Effect of high-dose intravenous immunoglobulin in delayed pressure urticaria
Article first published online: 24 OCT 2003
British Journal of Dermatology
Volume 149, Issue 4, pages 836–840, October 2003
How to Cite
Dawn, G., Urcelay, M., Ah-Weng, A., O'Neill, S.M. and Douglas, W.S. (2003), Effect of high-dose intravenous immunoglobulin in delayed pressure urticaria. British Journal of Dermatology, 149: 836–840. doi: 10.1046/j.1365-2133.2003.05486.x
- Issue published online: 24 OCT 2003
- Article first published online: 24 OCT 2003
- Accepted for publication 13 February 2003
- delayed positive autologous serum skin test;
- delayed pressure urticaria;
- intravenous immunoglobulin
Background Delayed pressure urticaria (DPU) is difficult to treat. High-dose intravenous immunoglobulin (IVIG) has been found to be effective in treating patients with autoimmune chronic urticaria.
Objectives To report the effect of IVIG on eight patients with severe unremitting DPU.
Methods IVIG was administered at a dose of 2 g kg−1 over 2–3 days on an in-patient basis. The response to treatment was assessed subjectively and recorded as remission, improved or unchanged. An autologous serum skin test (ASST) was performed in seven patients.
Results Three of eight patients achieved remission; two after one infusion and one after three infusions.

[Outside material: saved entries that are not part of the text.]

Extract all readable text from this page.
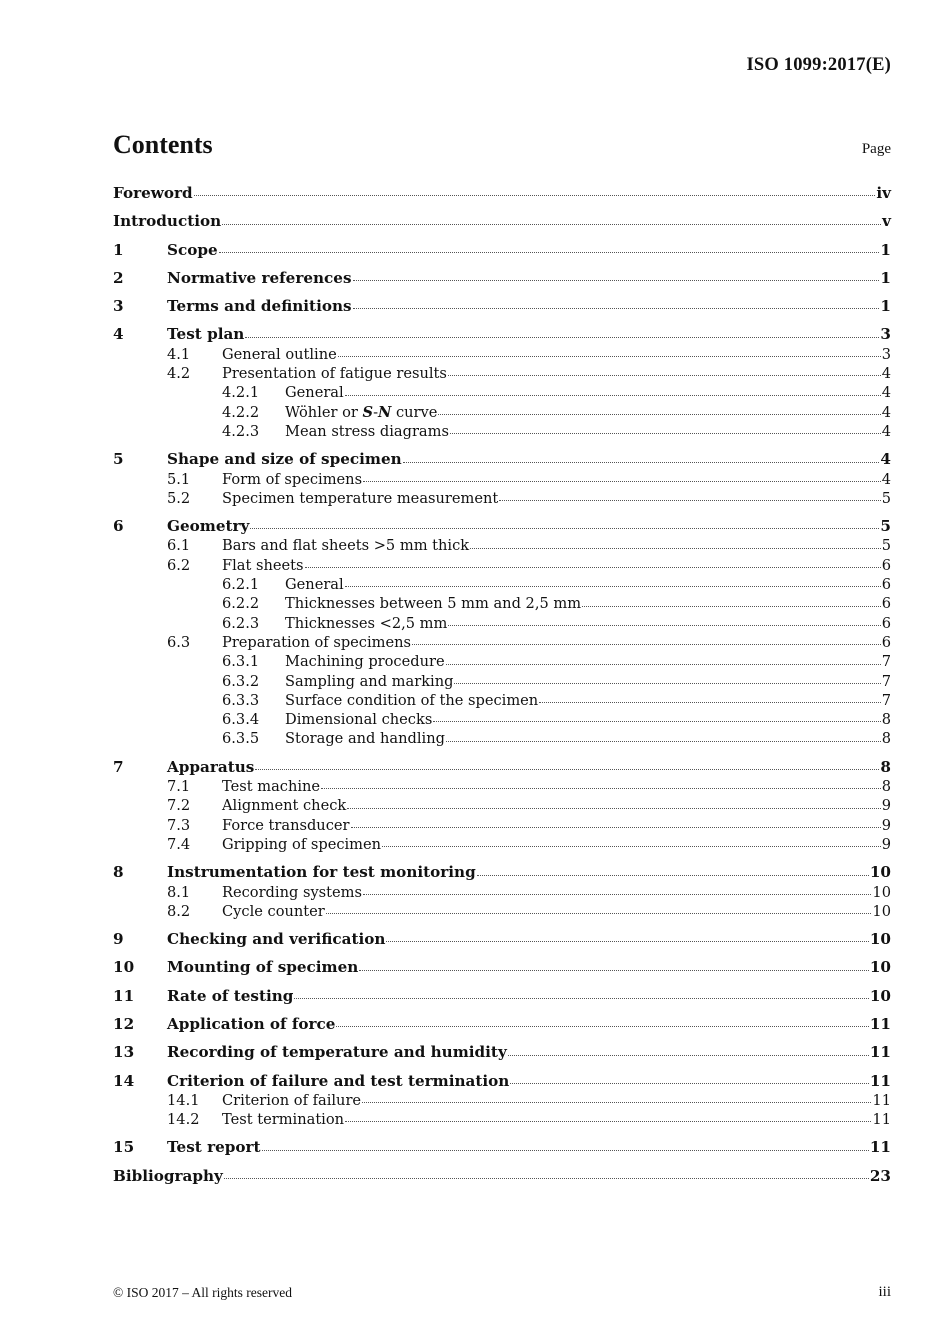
ISO 1099:2017(E)
Contents	Page
Foreword	iv
Introduction	v
1	Scope	1
2	Normative references	1
3	Terms and definitions	1
4	Test plan	3
4.1	General outline	3
4.2	Presentation of fatigue results	4
4.2.1	General	4
4.2.2	Wöhler or S-N curve	4
4.2.3	Mean stress diagrams	4
5	Shape and size of specimen	4
5.1	Form of specimens	4
5.2	Specimen temperature measurement	5
6	Geometry	5
6.1	Bars and flat sheets >5 mm thick	5
6.2	Flat sheets	6
6.2.1	General	6
6.2.2	Thicknesses between 5 mm and 2,5 mm	6
6.2.3	Thicknesses <2,5 mm	6
6.3	Preparation of specimens	6
6.3.1	Machining procedure	7
6.3.2	Sampling and marking	7
6.3.3	Surface condition of the specimen	7
6.3.4	Dimensional checks	8
6.3.5	Storage and handling	8
7	Apparatus	8
7.1	Test machine	8
7.2	Alignment check	9
7.3	Force transducer	9
7.4	Gripping of specimen	9
8	Instrumentation for test monitoring	10
8.1	Recording systems	10
8.2	Cycle counter	10
9	Checking and verification	10
10	Mounting of specimen	10
11	Rate of testing	10
12	Application of force	11
13	Recording of temperature and humidity	11
14	Criterion of failure and test termination	11
14.1	Criterion of failure	11
14.2	Test termination	11
15	Test report	11
Bibliography	23
© ISO 2017 – All rights reserved	iii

Two patients improved. Three patients remained unchanged; of these, two declined further treatment after two infusions, and one failed to improve after six infusions at monthly intervals. Four of seven patients had positive ASST; three responded to IVIG. Two developed delayed positive ASST; both responded to IVIG. Of three patients with negative ASST, two responded.
Conclusions IVIG induced remission or improved symptoms in five of eight patients with DPU with severe unremitting disease who had failed to respond to other therapies or were controlled only with systemic corticosteroids. Those who responded did so with three or fewer infusions. ASST is not a reliable predictor of response to IVIG.